Interested in More About Nginx and WebSockets?

This blog doesn’t get a ton of traffic. At least not currently. But it’s pretty clear from the analytics that my post on proxying WebSockets with Nginx is by far the most popular thing I’ve written about to date. That article was fairly bare-bones, but people seem to find it useful, so I thought I’d just put the question out there: is there anything else related to the WebSockets functionality in Nginx you’d like to get some clarity on? Any examples you might find useful?

If so, please just let me know in the comments, and I’ll do my best to make some new posts covering the areas of interest.

5 Comments

  1. Hi Chris,

    The blog post was very useful. We’re using Socket.io for our websockets (as I image a lot of people are). But we can’t seem to get past 1500 concurrent connections on a AWS m1.small instance.

    It would be great to know how we could debug this, and optimise nginx and node to allow more concurrent connections. We have a lot of CPU spare, as well as memory, and I’ve followed a lot of tutorials involving ulimits, sysctl and lots of other linux stuff.
    Thanks,

    Steve

    • Yes, that seems like an important issue. I don’t know if that’s the case, but if it is, I’d much appreciate a reply.

      • So in general, “how do I debug issue X?” isn’t going to get a response with much useful information unless the person you’re asking has very specific knowledge of your setup, which in this case I don’t. So this may not be all that helpful. In this case, I don’t know exactly what you mean when you say “can’t get past 1500 connections”. Do additional connections at this point simply fail to make the TCP handshake? Or is there some other behavior that happens. Do the existing connections start to get flaky or are the established connections fine, but you can’t make new ones?

        Irregardless of these things, if I were in your shoes I would likely try the following things.

        1. Try using the exact same setup with a large instance on EC2, just for testing. It won’t cost more than a dollar or two to try this out. This should tell you if the problem is just “some resource on the small instance simply isn’t big enough”.
        2. Try serving something trivial like a static text file with Nginx, and see if you can make more than 1500 concurrent connections.
        3. Run up to what seems to be the maximum number of connections from one IP address. Then, from a second IP address try and make more, and run tcpdump to sniff for what’s happening from the second IP address to see if that tells you anything useful.

        Hope this helps at least somewhat.

  2. Hey Chris,

    too kind of you for asking, if I have a question! 🙂
    As it turns out, I have one that’s rather about SPDY than WebSockets.

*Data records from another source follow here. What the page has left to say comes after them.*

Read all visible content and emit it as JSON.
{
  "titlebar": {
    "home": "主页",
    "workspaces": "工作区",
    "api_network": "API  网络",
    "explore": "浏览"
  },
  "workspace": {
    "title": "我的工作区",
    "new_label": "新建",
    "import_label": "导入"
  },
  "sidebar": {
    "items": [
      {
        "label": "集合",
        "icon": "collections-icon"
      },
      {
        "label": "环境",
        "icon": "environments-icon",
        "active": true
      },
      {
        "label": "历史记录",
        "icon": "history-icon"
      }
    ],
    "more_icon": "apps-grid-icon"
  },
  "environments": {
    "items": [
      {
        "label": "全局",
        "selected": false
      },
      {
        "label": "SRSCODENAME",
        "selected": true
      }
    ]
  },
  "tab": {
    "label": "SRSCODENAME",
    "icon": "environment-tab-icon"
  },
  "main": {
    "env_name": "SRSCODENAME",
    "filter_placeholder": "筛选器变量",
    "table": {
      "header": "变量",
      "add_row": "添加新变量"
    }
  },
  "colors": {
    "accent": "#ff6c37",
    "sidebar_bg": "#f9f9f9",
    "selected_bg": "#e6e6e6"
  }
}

    With `npm install spdy` we get a solid SPDY server for Node.js with full support for server push. The problem is, that node-spdy wants to do the TLS/SSL encryption stuff itself. To have two different SPDY apps running on the same host system, I’d need nginx to proxy HTTPS/SPDY requests without actually decrypting the connection. In theory nginx should be capable of routing the requests based on their (cleartext) Server Name Indication fields.
    Do you possibly know more about that?

    I’d love to read your reply. Thank you very much. 🙂

    • The thing to remember is that Nginx is, fundamentally, a web server. So it speaks HTTP, and when it load balances, it also speaks HTTP. What you’re looking for is a generic TCP load balancer that would just forward the data on without any regard to what it says. For this purpose, what you want is something that is simply a load balancer instead of a web server. I’d recommend looking into HAProxy, which should be able to do what you want.